Buttermilk Fried Chicken

Prep Time 5 minutes
Cook Time 15 minutes
Total Time 20 minutes
This classic Buttermilk Fried Chicken recipe features tender, flavorful chicken pieces coated in seasoned flour and fried to golden, crispy perfection using simple pantry ingredients and a quick buttermilk soak.
4 Servings

Ingredients

  • 1 to 2 pounds of chicken pieces wings, drumsticks, thighs, or breasts
  • 1 cup buttermilk
  • 2 cups self-rising or all-purpose flour
  • 1 tablespoon cornstarch
  • 1 tablespoon garlic salt
  • 1 tablespoon ground black pepper
  • 1 tablespoon salt
  • teaspoon paprika
  • ¼ teaspoon cayenne pepper optional, for added heat
  • Canola or peanut oil for frying

Instructions
 

Preheat the Oil:

  1. Heat oil in a deep skillet or fryer to 350°F (175°C). It is essential to maintain this temperature throughout the frying process for optimal results.

Season the Chicken:

  1. In a large bowl, season the chicken pieces with half of the salt, pepper, and garlic salt. Ensure each piece is evenly coated.

Soak in Buttermilk:

  1. Pour the buttermilk over the seasoned chicken. Allow the chicken to soak for approximately 5 minutes while preparing the coating.
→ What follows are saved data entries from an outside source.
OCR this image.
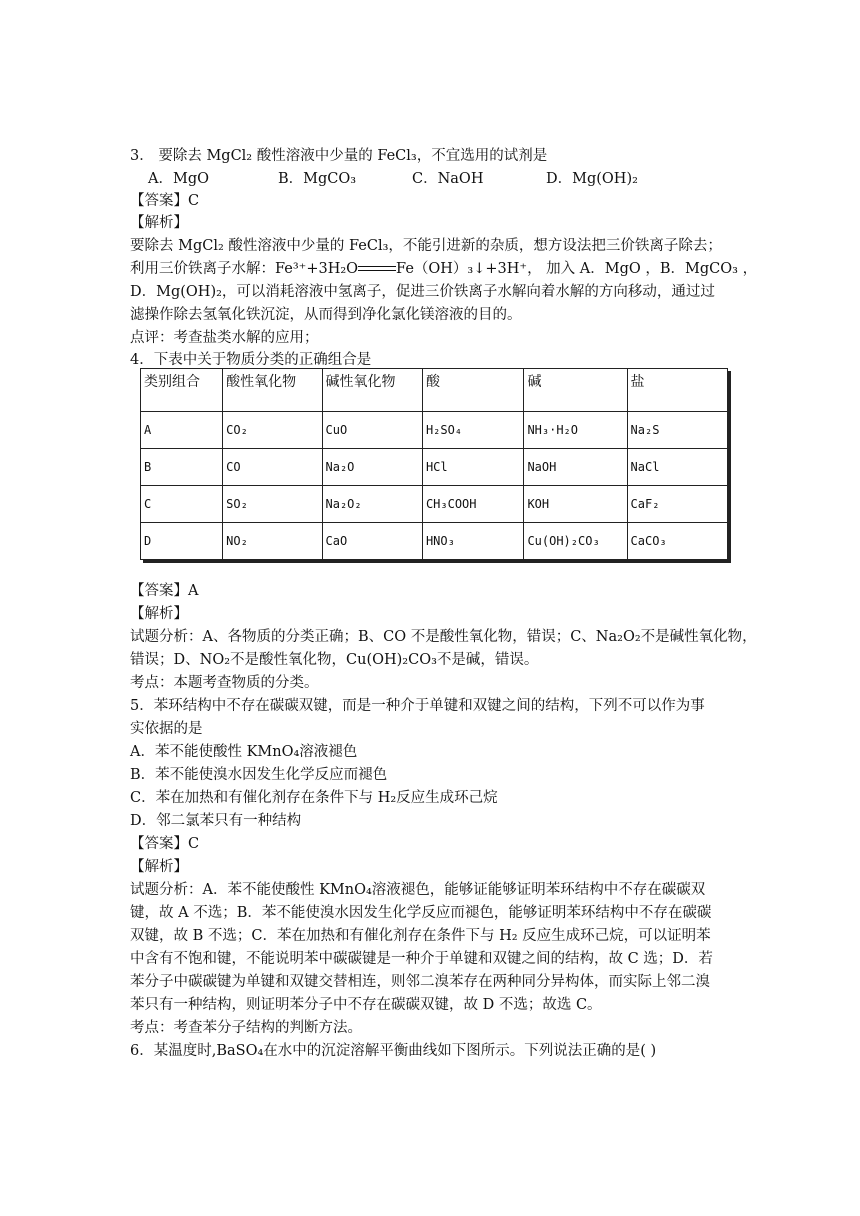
3． 要除去 MgCl₂ 酸性溶液中少量的 FeCl₃，不宜选用的试剂是
A．MgO	B．MgCO₃	C．NaOH	D．Mg(OH)₂
【答案】C
【解析】
要除去 MgCl₂ 酸性溶液中少量的 FeCl₃，不能引进新的杂质，想方设法把三价铁离子除去；
利用三价铁离子水解：Fe³⁺+3H₂O	Fe（OH）₃↓+3H⁺， 加入 A．MgO ，B．MgCO₃ ，
D．Mg(OH)₂，可以消耗溶液中氢离子，促进三价铁离子水解向着水解的方向移动，通过过
滤操作除去氢氧化铁沉淀，从而得到净化氯化镁溶液的目的。
点评：考查盐类水解的应用；
4．下表中关于物质分类的正确组合是
类别组合	酸性氧化物	碱性氧化物	酸	碱	盐
A	CO₂	CuO	H₂SO₄	NH₃·H₂O	Na₂S
B	CO	Na₂O	HCl	NaOH	NaCl
C	SO₂	Na₂O₂	CH₃COOH	KOH	CaF₂
D	NO₂	CaO	HNO₃	Cu(OH)₂CO₃	CaCO₃
【答案】A
【解析】
试题分析：A、各物质的分类正确；B、CO 不是酸性氧化物，错误；C、Na₂O₂不是碱性氧化物，
错误；D、NO₂不是酸性氧化物，Cu(OH)₂CO₃不是碱，错误。
考点：本题考查物质的分类。
5．苯环结构中不存在碳碳双键，而是一种介于单键和双键之间的结构，下列不可以作为事
实依据的是
A．苯不能使酸性 KMnO₄溶液褪色
B．苯不能使溴水因发生化学反应而褪色
C．苯在加热和有催化剂存在条件下与 H₂反应生成环己烷
D．邻二氯苯只有一种结构
【答案】C
【解析】
试题分析：A．苯不能使酸性 KMnO₄溶液褪色，能够证能够证明苯环结构中不存在碳碳双
键，故 A 不选；B．苯不能使溴水因发生化学反应而褪色，能够证明苯环结构中不存在碳碳
双键，故 B 不选；C．苯在加热和有催化剂存在条件下与 H₂ 反应生成环己烷，可以证明苯
中含有不饱和键，不能说明苯中碳碳键是一种介于单键和双键之间的结构，故 C 选；D．若
苯分子中碳碳键为单键和双键交替相连，则邻二溴苯存在两种同分异构体，而实际上邻二溴
苯只有一种结构，则证明苯分子中不存在碳碳双键，故 D 不选；故选 C。
考点：考查苯分子结构的判断方法。
6．某温度时,BaSO₄在水中的沉淀溶解平衡曲线如下图所示。下列说法正确的是( )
Prepare the Flour Coating:

  1. In a large paper bag or mixing bowl, combine the flour, cornstarch, paprika, cayenne (if using), and the remaining salt, pepper, and garlic salt. For an extra crispy coating, incorporate 2 tablespoons of buttermilk into the flour mixture and use your hands to create small clumps.

Coat the Chicken:

  1. Add the soaked chicken pieces to the flour mixture and shake or toss thoroughly to ensure full coverage. Remove the chicken and let rest for 5 minutes to help the coating adhere better.

Fry the Chicken:

  1. Carefully place the chicken pieces into the preheated oil in small batches to avoid overcrowding. Fry for 12 to 16 minutes, turning occasionally, until golden brown and fully cooked (internal temperature should reach 165°F or 74°C).

Drain and Serve:

  1. Remove the fried chicken from the oil and place on a paper towel-lined plate or a wire rack to drain. Serve warm.

Notes

To prepare this recipe gluten-free, substitute the all-purpose or self-rising flour with a gluten-free flour blend suitable for frying. Ensure that the cornstarch and all spices used are certified gluten-free. Maintain the same measurements and procedure as outlined above.